Gates omet aussi de mentionner les risques sanitaires associé à la consommation des cultures génétiquement modifiés (GM). Un livre récent de Jeffrey Smith compile les résultats de 65 études scientifiques qui ont documenté ces risques. Les animaux de laboratoire testés avec des aliments GM dans ces études ont démontré un large éventail de maladies, y compris un retard de croissance, une détérioration du système immunitaire, un saignement de l’estomac, des cellules anormales et potentiellement précancéreuses, des troubles de développement de cellules sanguines, des reins enflammés, des cerveaux moins développés, une augmentation des taux de mortalité et un taux supérieur de mortalité des progénitures.
Néanmoins, Gates insiste que la véritable menace pour les petits agriculteurs est le «différend idéologique» entre «une approche technologique qui augmente la productivité" d'un côté et "une approche environnementale qui favorise la durabilité» de l'autre:
La productivité ou la durabilité – ils disent que vous avez à choisir. C'est un faux choix, et il est dangereux pour le terrain. Il bloque des avances importantes. Il alimente l'hostilité parmi les personnes qui ont besoin de travailler ensemble. Et il rend difficile le lancement d’un programme complet pour aider les agriculteurs pauvres.

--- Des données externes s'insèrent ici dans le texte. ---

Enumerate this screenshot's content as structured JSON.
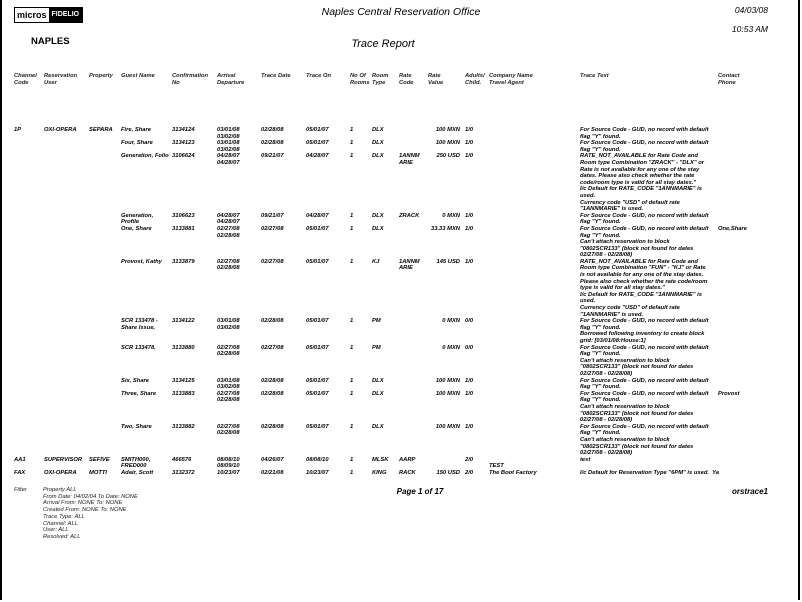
{
  "header": {
    "logo_left": "micros",
    "logo_right": "FIDELIO",
    "office": "Naples Central Reservation Office",
    "date": "04/03/08",
    "time": "10:53 AM",
    "property": "NAPLES",
    "report_title": "Trace Report"
  },
  "columns": [
    "Channel\nCode",
    "Reservation\nUser",
    "Property",
    "Guest Name",
    "Confirmation\nNo",
    "Arrival\nDeparture",
    "Trace Date",
    "Trace On",
    "No Of\nRooms",
    "Room\nType",
    "Rate\nCode",
    "Rate\nValue",
    "Adults/\nChild.",
    "Company Name\nTravel Agent",
    "Trace Text",
    "Contact\nPhone"
  ],
  "rows": [
    {
      "channel": "1P",
      "user": "OXI-OPERA",
      "property": "SEPARA",
      "guest": "Fire, Share",
      "conf": "3134124",
      "dates": "03/01/08\n03/02/08",
      "trace_date": "02/28/08",
      "trace_on": "05/01/07",
      "rooms": "1",
      "room_type": "DLX",
      "rate_code": "",
      "rate_value": "100 MXN",
      "adults": "1/0",
      "company": "",
      "trace_text": "For Source Code - GUD, no record with default\nflag \"Y\" found.",
      "contact": ""
    },
    {
      "channel": "",
      "user": "",
      "property": "",
      "guest": "Four, Share",
      "conf": "3134123",
      "dates": "03/01/08\n03/02/08",
      "trace_date": "02/28/08",
      "trace_on": "05/01/07",
      "rooms": "1",
      "room_type": "DLX",
      "rate_code": "",
      "rate_value": "100 MXN",
      "adults": "1/0",
      "company": "",
      "trace_text": "For Source Code - GUD, no record with default\nflag \"Y\" found.",
      "contact": ""
    },
    {
      "channel": "",
      "user": "",
      "property": "",
      "guest": "Generation, Folio",
      "conf": "3106624",
      "dates": "04/28/07\n04/28/07",
      "trace_date": "09/21/07",
      "trace_on": "04/28/07",
      "rooms": "1",
      "room_type": "DLX",
      "rate_code": "1ANNM\nARIE",
      "rate_value": "250 USD",
      "adults": "1/0",
      "company": "",
      "trace_text": "RATE_NOT_AVAILABLE for Rate Code and\nRoom type Combination \"ZRACK\" - \"DLX\" or\nRate is not available for any one of the stay\ndates. Please also check whether the rate\ncode/room type is valid for all stay dates.\"\nI/c Default for RATE_CODE \"1ANNMARIE\" is\nused.\nCurrency code \"USD\" of default rate\n\"1ANNMARIE\" is used.",
      "contact": ""
    },
    {
      "channel": "",
      "user": "",
      "property": "",
      "guest": "Generation,\nProfile",
      "conf": "3106623",
      "dates": "04/28/07\n04/28/07",
      "trace_date": "09/21/07",
      "trace_on": "04/28/07",
      "rooms": "1",
      "room_type": "DLX",
      "rate_code": "ZRACK",
      "rate_value": "0 MXN",
      "adults": "1/0",
      "company": "",
      "trace_text": "For Source Code - GUD, no record with default\nflag \"Y\" found.",
      "contact": ""
    },
    {
      "channel": "",
      "user": "",
      "property": "",
      "guest": "One, Share",
      "conf": "3133881",
      "dates": "02/27/08\n02/28/08",
      "trace_date": "02/27/08",
      "trace_on": "05/01/07",
      "rooms": "1",
      "room_type": "DLX",
      "rate_code": "",
      "rate_value": "33.33 MXN",
      "adults": "1/0",
      "company": "",
      "trace_text": "For Source Code - GUD, no record with default\nflag \"Y\" found.\nCan't attach reservation to block\n\"0802SCR133\" (block not found for dates\n02/27/08 - 02/28/08)",
      "contact": "One,Share"
    },
    {
      "channel": "",
      "user": "",
      "property": "",
      "guest": "Provost, Kathy",
      "conf": "3133879",
      "dates": "02/27/08\n02/28/08",
      "trace_date": "02/27/08",
      "trace_on": "05/01/07",
      "rooms": "1",
      "room_type": "KJ",
      "rate_code": "1ANNM\nARIE",
      "rate_value": "145 USD",
      "adults": "1/0",
      "company": "",
      "trace_text": "RATE_NOT_AVAILABLE for Rate Code and\nRoom type Combination \"FUN\" - \"KJ\" or Rate\nis not available for any one of the stay dates.\nPlease also check whether the rate code/room\ntype is valid for all stay dates.\"\nI/c Default for RATE_CODE \"1ANNMARIE\" is\nused.\nCurrency code \"USD\" of default rate\n\"1ANNMARIE\" is used.",
      "contact": ""
    },
    {
      "channel": "",
      "user": "",
      "property": "",
      "guest": "SCR 133478 -\nShare Issue,",
      "conf": "3134122",
      "dates": "03/01/08\n03/02/08",
      "trace_date": "02/28/08",
      "trace_on": "05/01/07",
      "rooms": "1",
      "room_type": "PM",
      "rate_code": "",
      "rate_value": "0 MXN",
      "adults": "0/0",
      "company": "",
      "trace_text": "For Source Code - GUD, no record with default\nflag \"Y\" found.\nBorrowed following inventory to create block\ngrid: [03/01/08:House:1]",
      "contact": ""
    },
    {
      "channel": "",
      "user": "",
      "property": "",
      "guest": "SCR 133478,",
      "conf": "3133880",
      "dates": "02/27/08\n02/28/08",
      "trace_date": "02/27/08",
      "trace_on": "05/01/07",
      "rooms": "1",
      "room_type": "PM",
      "rate_code": "",
      "rate_value": "0 MXN",
      "adults": "0/0",
      "company": "",
      "trace_text": "For Source Code - GUD, no record with default\nflag \"Y\" found.\nCan't attach reservation to block\n\"0802SCR133\" (block not found for dates\n02/27/08 - 02/28/08)",
      "contact": ""
    },
    {
      "channel": "",
      "user": "",
      "property": "",
      "guest": "Six, Share",
      "conf": "3134125",
      "dates": "03/01/08\n03/02/08",
      "trace_date": "02/28/08",
      "trace_on": "05/01/07",
      "rooms": "1",
      "room_type": "DLX",
      "rate_code": "",
      "rate_value": "100 MXN",
      "adults": "1/0",
      "company": "",
      "trace_text": "For Source Code - GUD, no record with default\nflag \"Y\" found.",
      "contact": ""
    },
    {
      "channel": "",
      "user": "",
      "property": "",
      "guest": "Three, Share",
      "conf": "3133883",
      "dates": "02/27/08\n02/28/08",
      "trace_date": "02/28/08",
      "trace_on": "05/01/07",
      "rooms": "1",
      "room_type": "DLX",
      "rate_code": "",
      "rate_value": "100 MXN",
      "adults": "1/0",
      "company": "",
      "trace_text": "For Source Code - GUD, no record with default\nflag \"Y\" found.\nCan't attach reservation to block\n\"0802SCR133\" (block not found for dates\n02/27/08 - 02/28/08)",
      "contact": "Provost"
    },
    {
      "channel": "",
      "user": "",
      "property": "",
      "guest": "Two, Share",
      "conf": "3133882",
      "dates": "02/27/08\n02/28/08",
      "trace_date": "02/28/08",
      "trace_on": "05/01/07",
      "rooms": "1",
      "room_type": "DLX",
      "rate_code": "",
      "rate_value": "100 MXN",
      "adults": "1/0",
      "company": "",
      "trace_text": "For Source Code - GUD, no record with default\nflag \"Y\" found.\nCan't attach reservation to block\n\"0802SCR133\" (block not found for dates\n02/27/08 - 02/28/08)",
      "contact": ""
    },
    {
      "channel": "AA1",
      "user": "SUPERVISOR",
      "property": "SEFIVE",
      "guest": "SMITH000,\nFRED000",
      "conf": "466576",
      "dates": "08/08/10\n08/09/10",
      "trace_date": "04/26/07",
      "trace_on": "08/08/10",
      "rooms": "1",
      "room_type": "MLSK",
      "rate_code": "AARP",
      "rate_value": "",
      "adults": "2/0",
      "company": "TEST",
      "trace_text": "test",
      "contact": ""
    },
    {
      "channel": "FAX",
      "user": "OXI-OPERA",
      "property": "MOTTI",
      "guest": "Adair, Scott",
      "conf": "3132372",
      "dates": "10/23/07",
      "trace_date": "02/21/08",
      "trace_on": "10/23/07",
      "rooms": "1",
      "room_type": "KING",
      "rate_code": "RACK",
      "rate_value": "150 USD",
      "adults": "2/0",
      "company": "The Boot Factory",
      "trace_text": "I/c Default for Reservation Type \"6PM\" is used.  Ya",
      "contact": ""
    }
  ],
  "footer": {
    "filter_label": "Filter",
    "filters": [
      "Property  ALL",
      "From Date:  04/02/04  To Date:  NONE",
      "Arrival From:  NONE  To:  NONE",
      "Created From:  NONE  To:  NONE",
      "Trace Type:  ALL",
      "Channel:  ALL",
      "User:  ALL",
      "Resolved:  ALL"
    ],
    "page": "Page 1 of 17",
    "report_code": "orstrace1"
  }
}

En fait, il n'y a pas de différend idéologique entre la productivité et la durabilité. Au contraire, il y a une différence politique entre deux modèles de développement contradictoire. Cette différence ne doit pas être considérée comme «hostile», mais comme une expression positive de débat démocratique. Food First est entièrement d'accord avec M. Gates que le développement rural « doit être guidé par les petits fermiers, adapté aux situations locales, et durable au point de vue économique et environnemental. » Nous espérons que cette position éclairée indique la volonté de la Fondation Gates à s'engager plus activement dans un débat transparent sur ce que cela signifie, et sur la meilleure façon de le réaliser.